It doesn’t seem to have been noticed anywhere in the Australian media, but the death on Thursday of Howard Baker, former Republican leader in the United States Senate, should not be allowed to pass without comment.
Baker spent 18 years in the Senate and led the Republicans for the last eight of them: as minority leader when Jimmy Carter was president, and then majority leader, after the party unexpectedly won control of the Senate, for the whole of Ronald Reagan’s first term. After retiring from the Senate he served for a time as Reagan’s chief-of-staff and later was US ambassador to Japan. Prior to that he had been seriously considered for a seat on the Supreme Court and as running mate to then-president Gerald Ford in 1976.

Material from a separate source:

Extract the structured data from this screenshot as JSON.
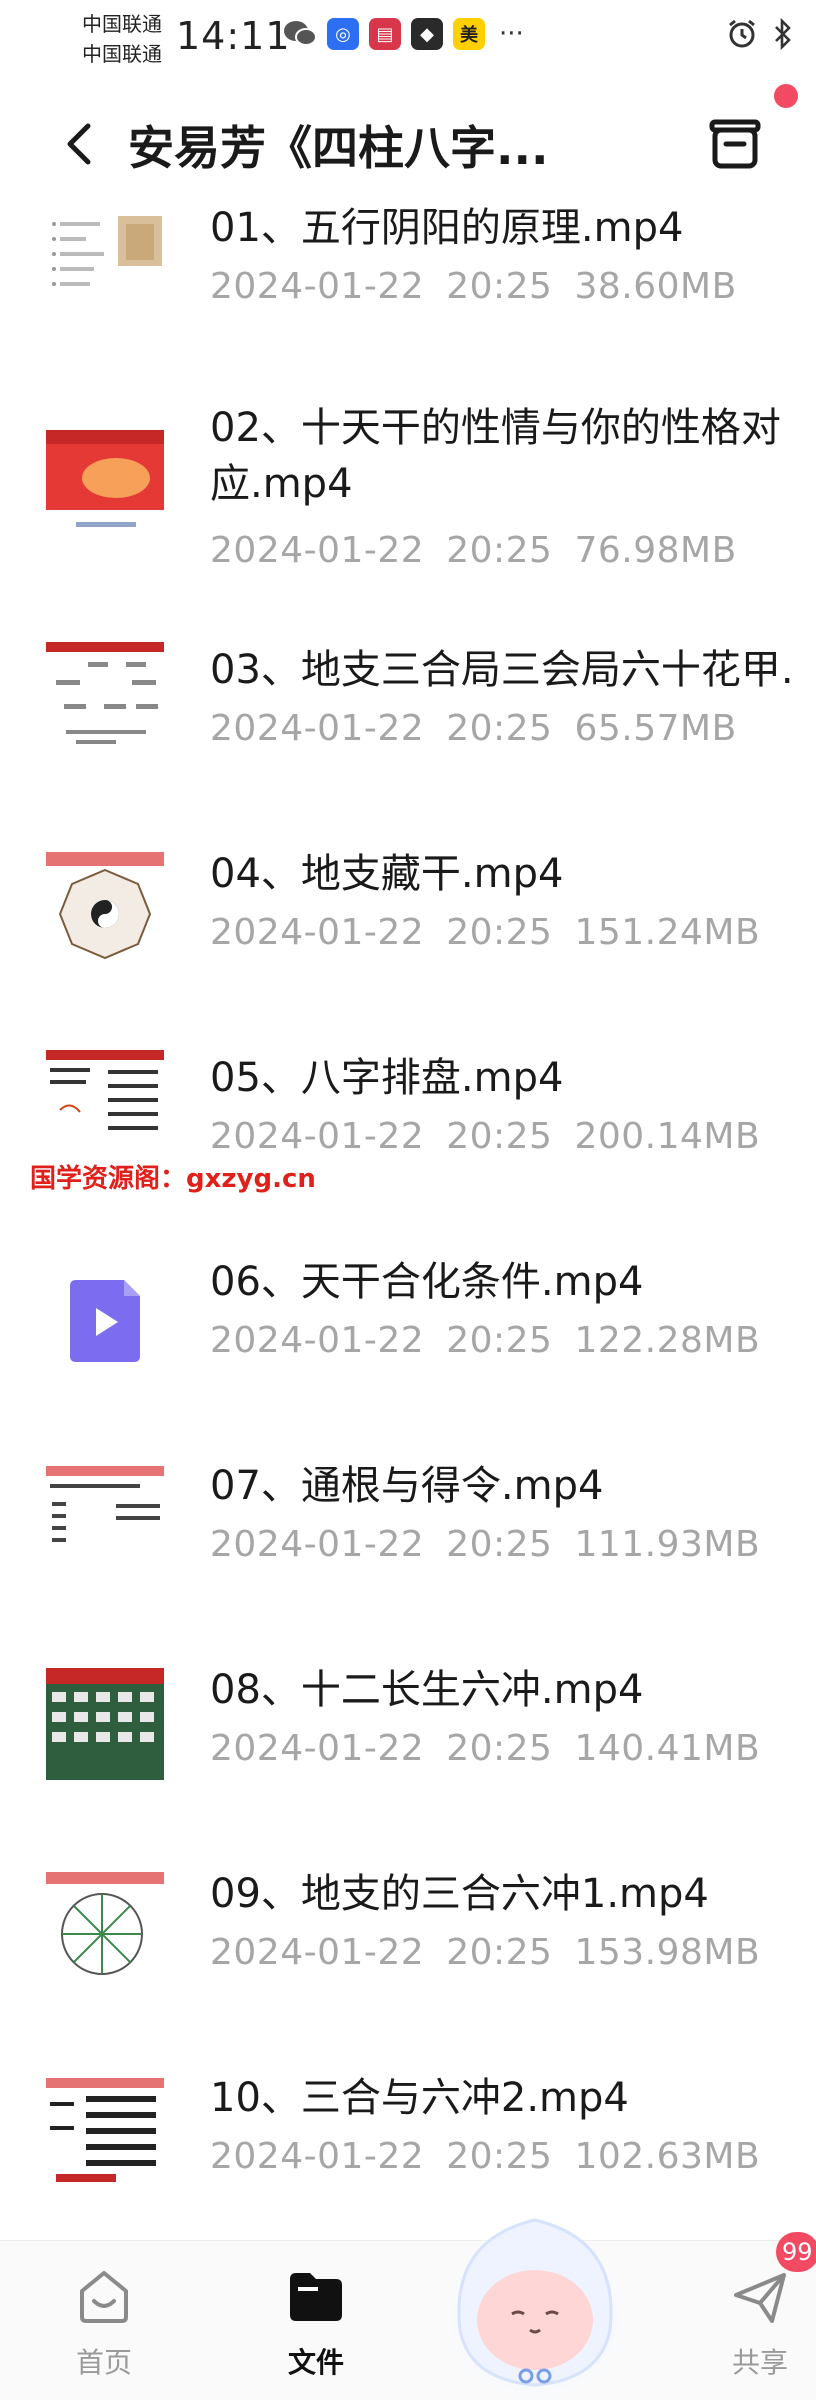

The common theme of the obituaries for Baker – here’s the New York Times, for example, and here’s the New Republic – is that he was a type of Republican that you don’t get any more: sensible, constructive, a seeker of consensus. He was once known as “the great conciliator.” As the Times says, “Friendly and unfailingly courteous, he was popular with lawmakers in both parties, a kind of figure almost unrecognizable on Capitol Hill today.”
Yet it’s not that Baker was not, in his way, a conservative. He was himself a southerner – the first Republican senator elected in Tennessee since Reconstruction – and he always remained within the party mainstream, shepherding Reagan’s program of tax cuts and increased military spending through the Senate. His moderation was more a matter of style than substance, and it’s in style that the modern Republican Party is most conspicuously lacking.
Perhaps Baker’s most memorable time came relatively early in his career, when he was the ranking Republican on the Senate’s Watergate committee in 1973-74. More than anyone, he was the person who made the Watergate investigation a largely bipartisan affair, and it was he who first uttered the famous line, “What did the President know and when did he know it?”
Can one imagine a Republican leader now being so co-operative in investigating the crimes of a president from his own side? Anyone who approached politics like Baker would be hard pressed to win a GOP primary, much less be a contender for a leadership position.
For all its overt idolatry of Reagan, today’s Republican Party has reverted in spirit to an earlier time, to the “dirty tricks” win-at-all-costs mentality of the Nixon era. Ideology and courtesy are equally out of favor; tribalism is in. We have moved a long way from Howard Baker’s world.